2,500 years ago, a monster started opening the door that bridges the human realm to Hell, in order to make humans suffer.” As this introductory sequence of The 8th Night continues, we learn that Buddha stepped in to save humankind from what this monster wrought, and though its two eyes escaped — one black, one red — The Enlightened One ended up collecting them and placing each in a sarira casket, one to the west and the desert plains, the other to the east and the jagged mountain peaks. No one would ever find these implements of evil in those places, right? Wrong!
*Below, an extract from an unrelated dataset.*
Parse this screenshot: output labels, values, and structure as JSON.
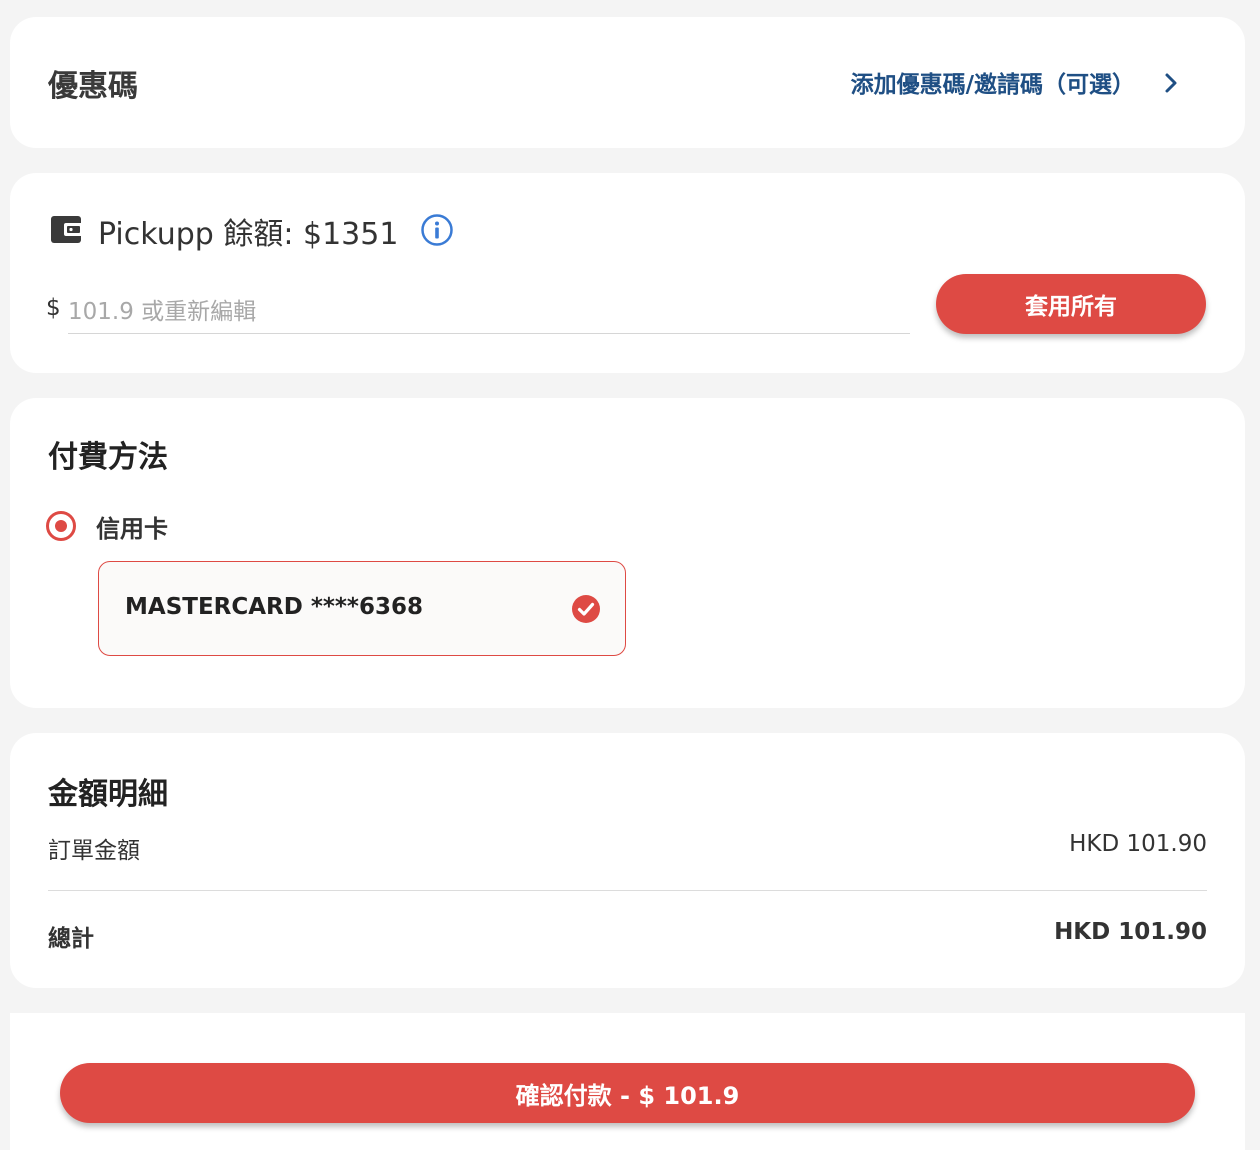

In 2005, an anthropologist, Professor Kim Joon-cheoi (Choi Jin-ho) unearths one of the caskets in the shifting sands of the India-Pakistan border. (He thrusts it aloft to be silhouetted against the sun in a reference to The Exorcist films.) Kim is driven mad by his discovery, and when we meet him again in 2020, he’s a mumbling mess of dementia and preparing to perform some kind of blood sacrifice. “Now, the door to Hell will open!” Finally, right? Jeez.
The once-in-a-lifetime instance of a super blood moon alerts an aged, dying monk named Hajeong that Kim’s ritualistic antics have set the return of the monster into motion. Hejeong, keeper of the other sarira casket, entrusts his young novitiate Cheon-seok (Nam Da-reum) with the relic, and tasks him with locating Seonhwa, aka Park Jin-soo (Lee Sung-min), a man with a tortured past who trained with the monks, only to return to society. He’s still tortured, though, and hears Hejeong talking to him. “I see that there are countless souls on your back, waiting to ascend.” Park knows it’s his duty to defend humanity from the monster, but he’s racked with guilt and anger. Still, when Cheon-seok locates him, he knows he has to do it. Park gathers up his rosary beads, and he buys a hatchet.
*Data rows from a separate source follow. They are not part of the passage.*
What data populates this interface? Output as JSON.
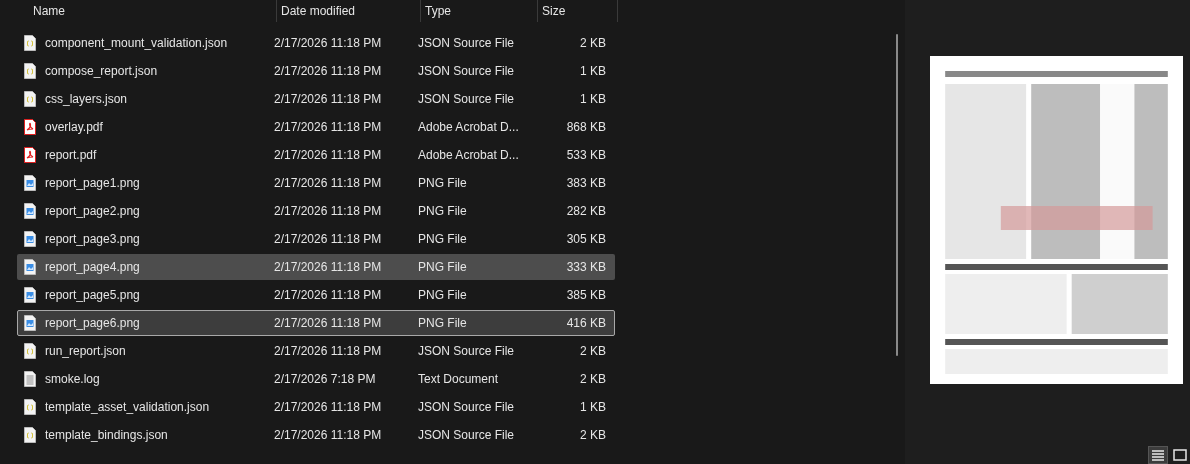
{
  "columns": [
    {
      "label": "Name"
    },
    {
      "label": "Date modified"
    },
    {
      "label": "Type"
    },
    {
      "label": "Size"
    }
  ],
  "files": [
    {
      "name": "component_mount_validation.json",
      "date": "2/17/2026 11:18 PM",
      "type": "JSON Source File",
      "size": "2 KB",
      "kind": "json",
      "selected": false,
      "focused": false
    },
    {
      "name": "compose_report.json",
      "date": "2/17/2026 11:18 PM",
      "type": "JSON Source File",
      "size": "1 KB",
      "kind": "json",
      "selected": false,
      "focused": false
    },
    {
      "name": "css_layers.json",
      "date": "2/17/2026 11:18 PM",
      "type": "JSON Source File",
      "size": "1 KB",
      "kind": "json",
      "selected": false,
      "focused": false
    },
    {
      "name": "overlay.pdf",
      "date": "2/17/2026 11:18 PM",
      "type": "Adobe Acrobat D...",
      "size": "868 KB",
      "kind": "pdf",
      "selected": false,
      "focused": false
    },
    {
      "name": "report.pdf",
      "date": "2/17/2026 11:18 PM",
      "type": "Adobe Acrobat D...",
      "size": "533 KB",
      "kind": "pdf",
      "selected": false,
      "focused": false
    },
    {
      "name": "report_page1.png",
      "date": "2/17/2026 11:18 PM",
      "type": "PNG File",
      "size": "383 KB",
      "kind": "png",
      "selected": false,
      "focused": false
    },
    {
      "name": "report_page2.png",
      "date": "2/17/2026 11:18 PM",
      "type": "PNG File",
      "size": "282 KB",
      "kind": "png",
      "selected": false,
      "focused": false
    },
    {
      "name": "report_page3.png",
      "date": "2/17/2026 11:18 PM",
      "type": "PNG File",
      "size": "305 KB",
      "kind": "png",
      "selected": false,
      "focused": false
    },
    {
      "name": "report_page4.png",
      "date": "2/17/2026 11:18 PM",
      "type": "PNG File",
      "size": "333 KB",
      "kind": "png",
      "selected": true,
      "focused": false
    },
    {
      "name": "report_page5.png",
      "date": "2/17/2026 11:18 PM",
      "type": "PNG File",
      "size": "385 KB",
      "kind": "png",
      "selected": false,
      "focused": false
    },
    {
      "name": "report_page6.png",
      "date": "2/17/2026 11:18 PM",
      "type": "PNG File",
      "size": "416 KB",
      "kind": "png",
      "selected": true,
      "focused": true
    },
    {
      "name": "run_report.json",
      "date": "2/17/2026 11:18 PM",
      "type": "JSON Source File",
      "size": "2 KB",
      "kind": "json",
      "selected": false,
      "focused": false
    },
    {
      "name": "smoke.log",
      "date": "2/17/2026 7:18 PM",
      "type": "Text Document",
      "size": "2 KB",
      "kind": "txt",
      "selected": false,
      "focused": false
    },
    {
      "name": "template_asset_validation.json",
      "date": "2/17/2026 11:18 PM",
      "type": "JSON Source File",
      "size": "1 KB",
      "kind": "json",
      "selected": false,
      "focused": false
    },
    {
      "name": "template_bindings.json",
      "date": "2/17/2026 11:18 PM",
      "type": "JSON Source File",
      "size": "2 KB",
      "kind": "json",
      "selected": false,
      "focused": false
    }
  ],
  "view_buttons": [
    {
      "kind": "details",
      "selected": true
    },
    {
      "kind": "large-icons",
      "selected": false
    }
  ]
}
The monster, meanwhile, having been unleashed, is gaining strength with each mortal it kills. Detective Kim Ho-tae (Park Hae-joon) can’t make heads or tails of the murders, which leave behind shriveled and grotesque husks of what were once people. But this born skeptic does know how annoying it is when his trusty underling Dong-Jin gives him a talisman and muses over how shamanistic the killings are. As the days tick by, each established with another on screen graphic, Park and Cheon-seok make their way to the mountainous crags outside Gwangju city, pursued by Detective Kim. If that door to Hell is really opening, Kim and his sidekick are going to be there to try and exorcise the demon.
With its tosses to previous forays into the exorcism genre and a steady rudder that guides the intrigue all the way to its inevitable evil versus good showdown, The 8th Night is a solidly-made, slow-burn chiller that gets a lot of mileage out of ancient prophecies and ghosts traveling in the margins. Ultimately, however, this story is about individual human fate, and the cloud of uncertainty that seeps into and out of the inevitability that is each of our fate. “They were all alive because they couldn’t die,” the shaman tells Detective Park of the handful of lost souls unfortunate enough to connect with the deranged Professor Kim. “They were hanging by a thread.” For Park, the tortured former monk-in-training, his spiritual burden weighs on him like a blacksmith’s anvil. His soul is more dead than his corporeal self, but they both come to life when he determines that closing the door to hell truly is his only chance at redemption, just like Hajeong predicted. Even Detective Kim gets a dose of how heavy the spirit world can get in the end, and has to acknowledge that not everything is as cut and dry as police tape and a coroner’s report. The 8th Night revels in this alignment of what’s beyond with what’s right here in the everyday, and even if it trades in big scares and jump scenes for that notion, what’s left is suitably creepy, and decidedly watchable.
STREAM IT. A different film might fling the door to Hell open with a little more flair, but The 8th Night still drives at its central conceit with subtle notes of character and spirit world mystery.